The park dates to 1293, when a new wall was constructed after enlargement of the city. Its moat now forms part of the landscape. The site became a private garden in 1804, subsequently owned by the Princely House of Thurn and Taxis, and served its Württembergisches Palais served as the residence of Duchess Maria Sophia of Württemberg (née Princess of Thurn and Taxis). It 1935 it became municipal property, and in 1950-1952 was converted to a public park. Today it contains the following major features:

- The Prebrunnturm - A square medieval tower dating to 1293, open in the summer.

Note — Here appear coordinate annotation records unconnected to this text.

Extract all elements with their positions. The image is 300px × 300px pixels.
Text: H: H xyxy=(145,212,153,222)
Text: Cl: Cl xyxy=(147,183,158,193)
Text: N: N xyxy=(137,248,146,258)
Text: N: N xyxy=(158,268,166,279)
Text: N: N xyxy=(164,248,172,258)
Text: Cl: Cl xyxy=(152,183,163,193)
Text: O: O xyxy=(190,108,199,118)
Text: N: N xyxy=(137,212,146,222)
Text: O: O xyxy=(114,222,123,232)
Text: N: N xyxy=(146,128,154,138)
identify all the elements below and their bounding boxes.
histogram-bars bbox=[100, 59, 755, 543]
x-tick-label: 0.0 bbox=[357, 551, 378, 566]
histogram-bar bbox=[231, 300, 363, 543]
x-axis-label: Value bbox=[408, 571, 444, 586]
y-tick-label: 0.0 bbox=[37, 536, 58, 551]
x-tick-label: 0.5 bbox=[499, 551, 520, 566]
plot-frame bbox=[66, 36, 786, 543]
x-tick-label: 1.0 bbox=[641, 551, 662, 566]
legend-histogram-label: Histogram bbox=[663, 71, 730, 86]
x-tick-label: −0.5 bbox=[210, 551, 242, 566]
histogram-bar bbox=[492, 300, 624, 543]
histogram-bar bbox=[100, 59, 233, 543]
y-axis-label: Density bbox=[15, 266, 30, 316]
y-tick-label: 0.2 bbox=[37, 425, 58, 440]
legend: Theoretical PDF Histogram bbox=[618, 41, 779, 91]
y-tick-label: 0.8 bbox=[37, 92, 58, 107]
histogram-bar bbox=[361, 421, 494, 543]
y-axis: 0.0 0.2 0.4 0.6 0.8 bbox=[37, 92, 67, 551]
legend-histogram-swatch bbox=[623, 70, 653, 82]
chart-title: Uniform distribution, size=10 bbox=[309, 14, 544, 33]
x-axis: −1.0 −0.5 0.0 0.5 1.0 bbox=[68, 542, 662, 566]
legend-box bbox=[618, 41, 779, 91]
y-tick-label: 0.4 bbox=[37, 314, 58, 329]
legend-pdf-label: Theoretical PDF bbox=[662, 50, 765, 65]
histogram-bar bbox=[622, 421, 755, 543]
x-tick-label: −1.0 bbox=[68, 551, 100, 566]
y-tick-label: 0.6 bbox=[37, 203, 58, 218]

- Several small botanical gardens - an alpine garden with bell flowers, carnations, gentians, rhododendrons, primroses, etc.; rhododendron collection in the former moat; rose garden; lily pond with goldfish; and garden of southern plants.
- Renaissance garden - A new garden in the Renaissance style of geometric parterres edged by low boxwood hedges, with a Shakespeare garden along one hedge.

The adjacent Württembergisches Palais is now the Natural History Museum of Eastern Bavaria, and consists of three interconnected wings devoted to mineralogy, paleontology, zoology, and botany.